Belki yeni aldığım bi oyun,ya da yeni aldığım dijital bi alet.Hepsi bi süreliğine veriyor mutluluğu.Belli bi aroması var anlayacağınız.Akabinde hepsi bitiyor.Çok geçici ve değişken bişey,bu yüzden de ne resmi ne de panoraması çizilebilecektir.”Ailemle bi odada oturur,kestane çizerim,daha büyük mutluluk mu var bee?” der pek çoğumuz da.Yapmayın efenim,bi ömür (gerçek anlamında) kestane çizerek geçer mi?Bu mu sevindirir seni yani?Gerçi kanaatkar davranmak lazım,bir gün ailemizden çok sevdiğimiz insanlar yok olduğu zaman keşke bi soba başında toplanabilsek de diyebiliriz.Ama dediğim üzere ne olursa olsun,konu aile bile olsa her kavram üzerinde mutluluk en fazla 1 hafta sürüyor.Bir de Edgar Allan Poe’nun yaklaşımıyla irdeleyelim bakalım.

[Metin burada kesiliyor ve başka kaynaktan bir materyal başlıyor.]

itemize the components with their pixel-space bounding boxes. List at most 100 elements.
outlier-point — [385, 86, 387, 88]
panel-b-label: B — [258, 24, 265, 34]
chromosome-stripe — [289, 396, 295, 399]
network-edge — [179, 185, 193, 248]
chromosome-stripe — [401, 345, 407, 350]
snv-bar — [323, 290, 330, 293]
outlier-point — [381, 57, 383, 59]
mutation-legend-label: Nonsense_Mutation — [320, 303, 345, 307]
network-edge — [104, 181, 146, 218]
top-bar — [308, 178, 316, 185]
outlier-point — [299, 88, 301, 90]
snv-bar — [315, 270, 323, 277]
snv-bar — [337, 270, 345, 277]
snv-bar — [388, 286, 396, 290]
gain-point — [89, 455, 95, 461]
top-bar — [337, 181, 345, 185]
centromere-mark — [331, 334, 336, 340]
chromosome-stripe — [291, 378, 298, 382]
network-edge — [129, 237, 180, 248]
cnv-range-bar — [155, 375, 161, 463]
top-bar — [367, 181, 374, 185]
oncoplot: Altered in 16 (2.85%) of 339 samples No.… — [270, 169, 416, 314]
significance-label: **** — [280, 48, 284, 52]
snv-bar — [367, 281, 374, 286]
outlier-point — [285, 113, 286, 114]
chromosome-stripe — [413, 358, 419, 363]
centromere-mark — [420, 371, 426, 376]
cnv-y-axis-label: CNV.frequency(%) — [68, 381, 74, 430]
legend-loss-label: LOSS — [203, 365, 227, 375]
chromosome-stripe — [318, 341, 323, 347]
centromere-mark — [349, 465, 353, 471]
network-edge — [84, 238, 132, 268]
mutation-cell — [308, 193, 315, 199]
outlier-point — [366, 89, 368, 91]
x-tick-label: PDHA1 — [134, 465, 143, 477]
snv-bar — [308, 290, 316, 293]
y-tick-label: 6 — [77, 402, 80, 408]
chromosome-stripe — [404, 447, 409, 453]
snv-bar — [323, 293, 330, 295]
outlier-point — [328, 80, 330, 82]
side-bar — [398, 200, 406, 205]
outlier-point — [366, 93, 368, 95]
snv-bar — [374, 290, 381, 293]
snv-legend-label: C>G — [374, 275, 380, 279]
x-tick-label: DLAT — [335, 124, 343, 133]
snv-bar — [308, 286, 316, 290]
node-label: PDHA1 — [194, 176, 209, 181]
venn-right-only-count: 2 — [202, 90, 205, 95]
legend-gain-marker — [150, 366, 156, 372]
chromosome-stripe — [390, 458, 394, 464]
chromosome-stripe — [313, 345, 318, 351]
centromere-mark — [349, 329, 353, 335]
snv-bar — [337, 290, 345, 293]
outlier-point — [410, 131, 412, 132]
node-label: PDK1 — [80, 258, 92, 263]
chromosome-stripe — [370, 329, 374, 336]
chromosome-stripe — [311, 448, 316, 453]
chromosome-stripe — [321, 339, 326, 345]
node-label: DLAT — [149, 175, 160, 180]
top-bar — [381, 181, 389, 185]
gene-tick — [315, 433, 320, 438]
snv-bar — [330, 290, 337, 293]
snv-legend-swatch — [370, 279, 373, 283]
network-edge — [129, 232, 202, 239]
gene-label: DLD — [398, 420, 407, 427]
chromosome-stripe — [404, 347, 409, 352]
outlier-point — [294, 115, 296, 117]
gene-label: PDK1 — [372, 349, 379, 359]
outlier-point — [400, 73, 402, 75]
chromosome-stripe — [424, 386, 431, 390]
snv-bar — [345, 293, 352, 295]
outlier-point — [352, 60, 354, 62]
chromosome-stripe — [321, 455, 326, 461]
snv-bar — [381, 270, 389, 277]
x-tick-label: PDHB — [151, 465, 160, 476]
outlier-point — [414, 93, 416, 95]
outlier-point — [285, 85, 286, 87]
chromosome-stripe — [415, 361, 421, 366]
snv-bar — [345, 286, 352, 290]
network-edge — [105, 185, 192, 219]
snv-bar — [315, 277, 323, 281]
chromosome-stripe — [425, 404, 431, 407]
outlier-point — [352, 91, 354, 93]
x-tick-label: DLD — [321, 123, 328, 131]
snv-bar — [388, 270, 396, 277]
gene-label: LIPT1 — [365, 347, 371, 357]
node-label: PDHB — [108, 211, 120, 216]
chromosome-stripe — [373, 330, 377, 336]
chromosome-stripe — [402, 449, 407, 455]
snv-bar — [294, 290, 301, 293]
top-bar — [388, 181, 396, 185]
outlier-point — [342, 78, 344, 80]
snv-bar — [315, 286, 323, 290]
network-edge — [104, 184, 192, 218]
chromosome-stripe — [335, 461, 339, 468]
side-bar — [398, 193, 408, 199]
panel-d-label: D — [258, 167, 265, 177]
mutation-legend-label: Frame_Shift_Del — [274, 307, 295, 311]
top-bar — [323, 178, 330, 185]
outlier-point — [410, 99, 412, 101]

THE HAPPIEST DAY – THE HAPPIEST HOUR

En mutlu gün – en mutlu saat
Kurumuş körelmiş yüreğimin bildiği,
En büyük umutları gücün ve gururun
Hissettiğim, geçip gitti.

Güç mü dedim? Evet öyle düşünmüştüm
Ama yazık! çoktan yitip gitti hepsi
Gençliğimin hayalleri -
Ama boşver şimdi.

Ya gurur, ne yapacağım senle şimdi?
Sakin ol ruhum!
Belki bir diğer baş devralır
Üzerime döktüğün zehri.

En mutlu gün – en mutlu saat
Gözlerimin gördüğü göreceği,
En parlak ışıltısı gücün ve gururun
Hissettiğim:

Ama o zamanlar çektiğim acıyla
Gücün ve gururun umudunu verselerdi,
Yaşamazdım o parlak saati tekrar.

Çünkü onun kanatlarındaydı kara alaşım
Ve çırptıkça – bir öz dökülüyordu
Öldürmeye yeterli
Onu bilen bir ruhu.

Selam olsun Bolu Beyi’ne,selam olsun dolu beyine : y4lcin , şafakotur , ekubio

Mim bittiğinde “Slonovski Bal – Darijeva igra” çalıyordu.